More than twenty prisoners walked out of La Lima penitentiary in east Havana on Friday morning, clutching release papers, weeping, reaching for relatives who had waited all morning. Albis Gainza, 46, who had served half of a six-year robbery sentence, told AFP he couldn’t sleep after learning he would walk free. “Thank you for this opportunity that they gave us,” he said. “This needs to keep going … [and] more are released.”

Three days earlier, a sanctioned Russian oil tanker called the Anatoly Kolodkin docked at Cuba’s Matanzas terminal and unloaded 700,000 barrels of crude, after Donald Trump eased his de facto oil blockade of the island.

The sequencing was hard to miss.

A Pardon, Timed for Holy Week

Cuba’s government announced late Thursday it would pardon 2,010 inmates as a “humanitarian” gesture marking Holy Week — the fifth such mass pardon since 2011, bringing the cumulative total past 11,000. Authorities said the selection was based on the nature of crimes, good behaviour, health and time served, and would include young people, women and prisoners over 60 due for early release within six months to a year. Those convicted of murder, sexual assault, drug offences, theft, illegal slaughter of livestock or crimes against state authority were excluded.

The government did not identify those being released, making it difficult to assess whether political prisoners are among them — a core US demand. The timing was notable regardless. Cuba confirmed on March 13 that talks with US officials had taken place, one day after announcing it would free 51 prisoners as a goodwill gesture toward the Vatican, which has often mediated between the two governments.
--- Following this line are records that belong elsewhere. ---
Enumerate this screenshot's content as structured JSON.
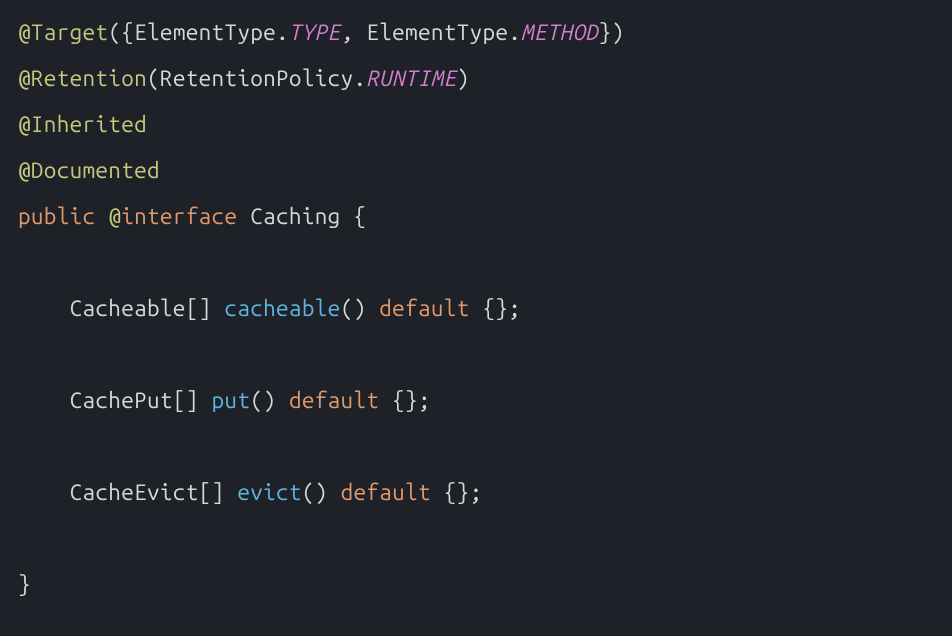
{
  "code": {
    "line1": {
      "at_target": "@Target",
      "lparen": "(",
      "lbrace": "{",
      "et1_class": "ElementType",
      "dot1": ".",
      "type_const": "TYPE",
      "comma_sp": ", ",
      "et2_class": "ElementType",
      "dot2": ".",
      "method_const": "METHOD",
      "rbrace": "}",
      "rparen": ")"
    },
    "line2": {
      "at_retention": "@Retention",
      "lparen": "(",
      "rp_class": "RetentionPolicy",
      "dot": ".",
      "runtime_const": "RUNTIME",
      "rparen": ")"
    },
    "line3": {
      "at_inherited": "@Inherited"
    },
    "line4": {
      "at_documented": "@Documented"
    },
    "line5": {
      "public_kw": "public",
      "space1": " ",
      "at": "@",
      "interface_kw": "interface",
      "space2": " ",
      "name": "Caching",
      "space3": " ",
      "lbrace": "{"
    },
    "line6": {
      "blank": ""
    },
    "line7": {
      "indent": "    ",
      "type": "Cacheable",
      "brackets": "[] ",
      "method": "cacheable",
      "parens": "()",
      "sp1": " ",
      "default_kw": "default",
      "sp2": " ",
      "empty": "{}",
      "semi": ";"
    },
    "line8": {
      "blank": ""
    },
    "line9": {
      "indent": "    ",
      "type": "CachePut",
      "brackets": "[] ",
      "method": "put",
      "parens": "()",
      "sp1": " ",
      "default_kw": "default",
      "sp2": " ",
      "empty": "{}",
      "semi": ";"
    },
    "line10": {
      "blank": ""
    },
    "line11": {
      "indent": "    ",
      "type": "CacheEvict",
      "brackets": "[] ",
      "method": "evict",
      "parens": "()",
      "sp1": " ",
      "default_kw": "default",
      "sp2": " ",
      "empty": "{}",
      "semi": ";"
    },
    "line12": {
      "blank": ""
    },
    "line13": {
      "rbrace": "}"
    }
  }
}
“It seems not far-fetched to think that this is a sign that some of the conversation between both governments is advancing,” said Michael Bustamante, chair of Cuban studies at the University of Miami. “Perhaps slowly, but advancing. To where? Unclear.”

The Blockade That Bent

Trump had been emphatic. In January, he posted on social media: “THERE WILL BE NO MORE OIL OR MONEY GOING TO CUBA – ZERO!” Last week, he reversed course. “If a country wants to send some oil into Cuba right now, I have no problem with it,” he told reporters, waving the Kolodkin through.
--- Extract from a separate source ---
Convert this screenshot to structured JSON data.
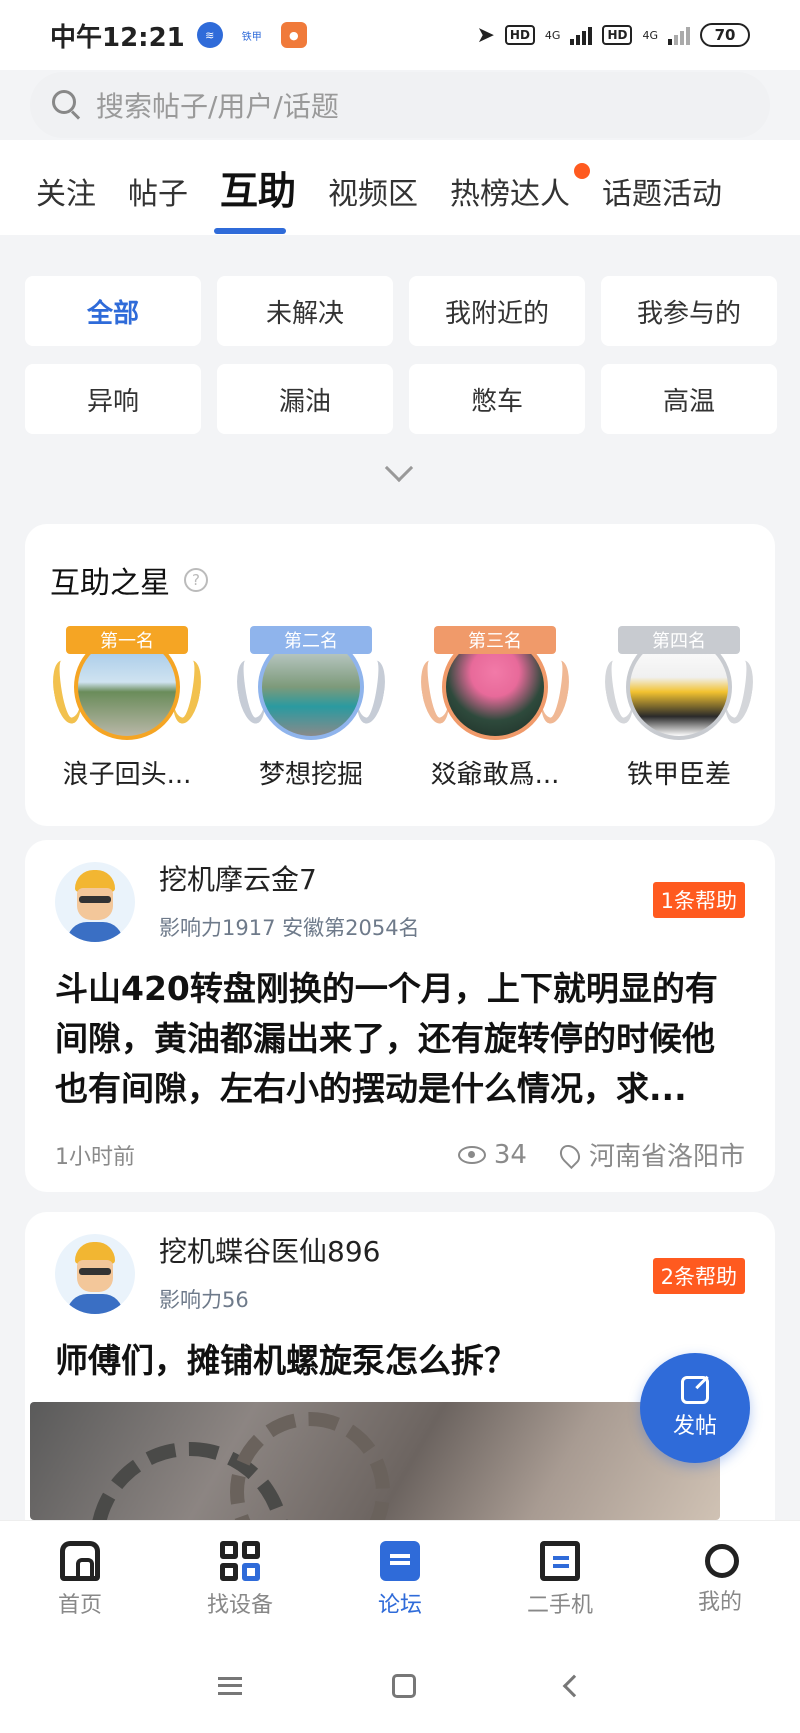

A second tanker, the Sea Horse, carrying 200,000 barrels of Russian fuel, waited in the Atlantic. As the Kolodkin reached Cuba, the Sea Horse moved toward Venezuela, whose government has been keen to appease Trump’s demands since the US abduction of Nicolás Maduro. The choreography suggested a sequence of concessions rather than a one-off.

William LeoGrande, professor of government at American University in Washington, said the reciprocal gestures pointed to deliberate negotiation. “It suggests that the two sides may be making reciprocal gestures of good will to advance the conversations they have been having,” he said, noting similar patterns in earlier détente efforts.

The Castros at the Table

The talks have been led on the Cuban side by Raúl Guillermo Rodríguez Castro — grandson of former president Raúl Castro and son of the late Luis Rodríguez López-Calleja, who headed Gaesa, the military conglomerate controlling much of the island’s economy. His involvement signals that Cuba’s military-commercial elite is angling to preserve its position in any opening.

That suits Trump, who has spoken of a “friendly” takeover. It sits less comfortably with Secretary of State Marco Rubio, a Cuban-American and longstanding advocate of dismantling the Castro apparatus. “You cannot fix their economy if you don’t change their system of government,” Rubio told Fox News on Tuesday, adding that more news would come “fairly soon.”

The People Below

Cuba’s 9.5 million remaining residents — after an exodus of 2 million in five years — face daily blackouts, shuttered petrol stations and collapsing public services. Tourism has all but vanished as airlines from Canada, Russia, China and France ceased operations. “Everything is collapsing — health, education, transport, everything,” one man told The Guardian outside a church in El Cobre, in eastern Cuba.

Roughly 40 per cent of the population, many elderly, depend on state systems that no longer deliver what was promised. Whatever deal is forming, it is being negotiated above their heads. The tankers and pardons suggest a transaction in motion. Whether it becomes a genuine opening or merely the managed survival of those already in power is the question neither side has answered.